Diese Zusammenhänge würden verkannt, wenn Sanktionen der hier zu beurteilenden Art mit Verwaltungsstrafen oder solchen Sanktionen gleichgesetzt werden würden, die gegen jedermann wegen der Verletzung öffentlich-rechtlicher Bürgerpflichten angedroht werden (zur Geltung des Schuldprinzips wie für sog. Kriminalstrafen vgl. insofern BVerfG-Entscheidung vom 25. Oktober 1966 2 BvR 506/63, BVerfGE 20, 323; s. auch BVerfG-Entscheidung in BVerfGE 80, 244) und bei denen sich allerdings aus der "Freiwilligkeit" des Eingehens solcher Verpflichtungen bzw. der (meist ohnehin nur theoretisch gegebenen) Vermeidbarkeit der tatsächlichen Lage, die sie entstehen läßt, kein entscheidender Gesichtspunkt für ihre Verhältnismäßigkeit ergibt. Anders als es bei solchen Sanktionen der Fall ist, ist aber der Exporteur von Marktordnungswaren in ein besonderes Verhältnis zur Verwaltung eingetreten. Er erwartet von ihr aufgrund seiner Erklärung, bestimmte Waren ausführen zu wollen, im Gegenzug oftmals erhebliche finanzielle Leistungen. Das Rechtsstaatsprinzip verbietet in einem solchen Fall nicht, von dem Leistungsempfänger nicht nur die ihm subjektiv mögliche Sorgfalt bei der Erfüllung der selbst übernommenen Verpflichtungen zu verlangen, sondern ihm eine objektive Einstandspflicht dafür aufzuerlegen und dem durch die Androhung einer Sanktion Nachdruck zu verleihen. Wenn die Klägerin sinngemäß meint, der schuldlos handelnde Exporteur sei für die Wirkungen einer solchen Sanktionsdrohung von vornherein nicht empfänglich, diese sei also unsinnig und deshalb rechtsstaatswidrig, so ist das nur in den Fällen absoluter Unmöglichkeit der Erfüllung der dem Exporteur in dem Erstattungsrechtsverhältnis obliegenden Pflichten richtig. In solchen Fällen wird indes eine Sanktion auch nicht verhängt, weil es sich um einen Fall höherer Gewalt handeln würde. Über diesen Fall absoluter Unmöglichkeit sogar noch hinausgehend wird im Übrigen von der Rechtsprechung des Gerichtshofs, wie dargelegt, auch bei sonstigen ungewöhnlichen und unvorhersehbaren Ereignissen höhere Gewalt anerkannt, so dass eine Sanktion unter Umständen auch dann nicht verwirkt ist, wenn der Exporteur in seinem Erstattungsantrag in an sich vermeidbarer Weise falsche Angaben gemacht hat, die jedoch auf ungewöhnlichen und nicht vorhersehbaren Ereignissen beruhen. Eine Zurechnung fremder Schuld, die bei einer Sanktion auf Bedenken stoßen müßte, sieht die VO Nr. 3665/87 ―entgegen dem Gedankengang des FG― nicht vor.

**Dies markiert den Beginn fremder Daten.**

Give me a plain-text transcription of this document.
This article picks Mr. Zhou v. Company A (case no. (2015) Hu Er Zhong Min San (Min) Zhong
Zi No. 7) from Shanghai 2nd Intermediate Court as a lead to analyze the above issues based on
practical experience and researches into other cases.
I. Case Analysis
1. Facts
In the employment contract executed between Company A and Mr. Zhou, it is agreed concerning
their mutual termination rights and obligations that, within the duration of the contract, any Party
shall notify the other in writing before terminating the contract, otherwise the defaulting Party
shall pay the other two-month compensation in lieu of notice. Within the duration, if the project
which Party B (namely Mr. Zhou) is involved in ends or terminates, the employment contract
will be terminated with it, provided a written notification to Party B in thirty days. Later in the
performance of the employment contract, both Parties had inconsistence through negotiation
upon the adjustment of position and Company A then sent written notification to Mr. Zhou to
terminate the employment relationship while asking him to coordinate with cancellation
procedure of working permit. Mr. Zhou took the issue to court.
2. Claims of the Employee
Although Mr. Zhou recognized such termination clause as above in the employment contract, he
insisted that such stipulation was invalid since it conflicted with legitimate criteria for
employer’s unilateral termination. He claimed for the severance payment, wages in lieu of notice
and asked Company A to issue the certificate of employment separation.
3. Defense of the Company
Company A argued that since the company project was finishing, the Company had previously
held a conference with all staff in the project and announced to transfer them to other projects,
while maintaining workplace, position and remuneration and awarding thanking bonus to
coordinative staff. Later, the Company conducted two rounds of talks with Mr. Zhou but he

bb) Außer diesen Überlegungen, aus denen sich die Zulässigkeit der Androhung einer verschuldensunabhängigen Verwaltungssanktion ergibt, wie sie hier strittig ist, spricht für die Ausgestaltung des Sanktionsmechanismus des Art. 11 Abs. 1 VO Nr. 3665/87 als einer verschuldensunabhängigen Verminderung der Erstattung zusätzlich, dass dadurch der Zollbehörde der oftmals nicht leicht und eindeutig zu führende Nachweis fahrlässigen Handelns des Exporteurs erspart wird bzw. bei Zulassung eines Entlastungsbeweises desselben zu erwartende Streitigkeiten darüber von vornherein vermieden werden und dadurch die Verwaltung der Ausfuhrerstattungen vereinfacht wird.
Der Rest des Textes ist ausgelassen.